Um dos pontos da decisão envolve relatórios de inteligência financeira. Recentemente, o ministro Alexandre de Moraes, do Supremo Tribunal Federal, estabeleceu que a requisição desses relatórios pela polícia ou pelo Ministério Público exige a existência de procedimento investigativo formal já submetido ao controle judicial.

O MP afirmou que não houve irregularidades na investigação e que “os relatórios não foram utilizados como ponto de partida, mas solicitados posteriormente, como instrumento complementar, após a existência de indícios concretos já identificados e com o inquérito policial formalmente instaurado, em consonância com os parâmetros fixados na decisão proferida no RE 1.537.165/SP pelo ministro Alexandre de Moraes”. O órgão então ingressou com recurso contra a decisão.

O Cidadeverde.com apurou que com o acolhimento do recurso feito pela Justiça, a denúncia agora segue ao judiciário que vai analisar e dar o seguimento ao processo. As provas produzidas foram consideradas válidas, o que anula o arquivamento anterior.

A Operação Carbono Oculto 86 revelou um esquema de lavagem de dinheiro, fraude fiscal e adulteração de combustíveis com atuação direta no Piauí.

A investigação identificou um braço financeiro do Primeiro Comando da Capital (PCC) infiltrado no setor de combustíveis, com movimentações que ultrapassam R$ 52 bilhões em todo o país, sendo R$ 300 milhões em empresas sediadas no estado.

De acordo com o inquérito, o grupo criminoso utilizava empresas de fachada, fundos de investimento e fintechs para disfarçar a origem ilícita dos recursos. Mais de 70 CNPJs e 504 notas fiscais eletrônicas foram emitidos por distribuidoras ligadas à facção.

As companhias simulavam transações de compra e venda de combustíveis usando transportadoras fantasmas e contratos falsos, mascarando a circulação real dos produtos. A operação revelou que as empresas compravam postos locais, trocavam a bandeira comercial sem alterar a gestão real e emitiam notas fiscais sobrepostas, obtendo lucro duplo, pela fraude e pela lavagem de capital.

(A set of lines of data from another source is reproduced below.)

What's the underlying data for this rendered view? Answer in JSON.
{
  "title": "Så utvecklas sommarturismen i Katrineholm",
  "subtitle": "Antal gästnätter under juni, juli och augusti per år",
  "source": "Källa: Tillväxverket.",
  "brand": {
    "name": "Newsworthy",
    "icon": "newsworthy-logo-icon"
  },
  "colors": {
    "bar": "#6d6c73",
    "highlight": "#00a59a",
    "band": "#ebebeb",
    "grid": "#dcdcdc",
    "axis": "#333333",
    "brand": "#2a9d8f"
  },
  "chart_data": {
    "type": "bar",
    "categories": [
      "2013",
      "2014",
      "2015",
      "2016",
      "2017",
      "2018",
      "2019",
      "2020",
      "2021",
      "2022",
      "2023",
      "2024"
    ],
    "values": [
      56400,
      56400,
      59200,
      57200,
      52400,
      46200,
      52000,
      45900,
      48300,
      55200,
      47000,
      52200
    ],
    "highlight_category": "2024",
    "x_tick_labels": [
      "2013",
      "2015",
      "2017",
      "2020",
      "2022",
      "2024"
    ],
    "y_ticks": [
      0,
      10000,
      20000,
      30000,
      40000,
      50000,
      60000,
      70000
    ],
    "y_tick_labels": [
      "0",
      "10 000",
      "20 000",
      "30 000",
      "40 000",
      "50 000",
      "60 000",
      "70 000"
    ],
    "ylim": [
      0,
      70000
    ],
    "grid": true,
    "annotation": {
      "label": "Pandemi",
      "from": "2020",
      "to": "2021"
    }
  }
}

A movimentação por meio de fintechs dificultavam o rastreamento. O grupo chegou a construir uma distribuidora de combustíveis adulterados na rodovia que liga Teresina a Altos que serviria como base regional.

O ponto de partida da investigação foi a venda da Rede de Postos HD, com unidades no Piauí, Maranhão e Tocantins. A transação, realizada em dezembro de 2023, chamou atenção pela de criação repentina de uma empresa constituída apenas seis dias antes da compra.